Abstract

The Scotia Sea region developed in Cenozoic times as the largest and most complex and recent product of a history of changing relative motions between the South American and Antarctic plates. This history started in Jurassic times as NE-directed continental extension and breakup between eastern and western parts of Gondwana. The later N-directed phase of relative motion saw seafloor spreading in the Weddell Sea, central Scotia Sea, and Rocas Verdes Basin. The orientation of relative motion rotated further toward the NW, leading to closure and inversion of the Rocas Verdes Basin, the formation of a subduction zone in the northwestern Weddell Sea, and translation of the central Scotia Sea to the north of the Antarctic Peninsula. In late Paleogene times, the Weddell Sea subduction zone propagated northwards, isolating the South Orkney Microcontinent and neighboring central Scotia Sea between a trench in the east and continental South America in the west.

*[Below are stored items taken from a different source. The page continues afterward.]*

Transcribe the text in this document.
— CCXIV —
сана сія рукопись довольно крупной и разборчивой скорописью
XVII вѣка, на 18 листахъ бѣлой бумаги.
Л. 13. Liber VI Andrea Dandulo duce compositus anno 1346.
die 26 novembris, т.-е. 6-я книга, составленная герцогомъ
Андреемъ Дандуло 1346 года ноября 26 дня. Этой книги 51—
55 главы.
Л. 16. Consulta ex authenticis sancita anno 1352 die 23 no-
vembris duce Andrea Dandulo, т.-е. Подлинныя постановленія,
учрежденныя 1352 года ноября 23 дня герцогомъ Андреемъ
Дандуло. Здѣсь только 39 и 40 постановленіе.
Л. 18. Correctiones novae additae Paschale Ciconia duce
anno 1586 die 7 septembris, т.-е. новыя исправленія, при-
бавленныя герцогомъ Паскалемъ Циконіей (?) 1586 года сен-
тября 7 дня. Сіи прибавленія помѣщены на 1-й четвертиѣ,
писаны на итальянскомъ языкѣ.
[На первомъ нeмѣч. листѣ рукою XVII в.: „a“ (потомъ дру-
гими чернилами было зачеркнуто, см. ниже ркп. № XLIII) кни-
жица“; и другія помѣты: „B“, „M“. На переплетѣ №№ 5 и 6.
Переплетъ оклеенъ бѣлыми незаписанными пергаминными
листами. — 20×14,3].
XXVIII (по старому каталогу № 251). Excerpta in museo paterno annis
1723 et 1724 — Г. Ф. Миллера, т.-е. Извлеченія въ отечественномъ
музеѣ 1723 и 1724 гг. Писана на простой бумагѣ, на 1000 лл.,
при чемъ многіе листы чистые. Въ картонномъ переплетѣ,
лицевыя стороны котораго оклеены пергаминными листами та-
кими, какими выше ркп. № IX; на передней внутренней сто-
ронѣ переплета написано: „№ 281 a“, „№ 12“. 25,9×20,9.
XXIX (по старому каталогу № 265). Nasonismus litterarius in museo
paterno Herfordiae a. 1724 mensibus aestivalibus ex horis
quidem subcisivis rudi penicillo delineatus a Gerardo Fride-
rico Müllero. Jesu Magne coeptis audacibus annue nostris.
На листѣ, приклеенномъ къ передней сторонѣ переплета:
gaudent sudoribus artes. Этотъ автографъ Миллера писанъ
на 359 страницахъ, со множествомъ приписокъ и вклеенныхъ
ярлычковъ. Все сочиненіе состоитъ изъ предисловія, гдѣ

A complex of basins formed in and around these isolated elements to accommodate the plate-divergent resultant of eastwards trench migration and WNW directed drift of South America. Starting in Paleogene times, the basins’ development cut off the possibility for terrestrial faunal exchange between South America and Antarctica, and instigated Pacific-to-Atlantic oceanic exchange in its place. As well as genes, heat and salt started to flow with seawater through the newly-generated Drake Passage, with possible further consequences for regional and global climate change.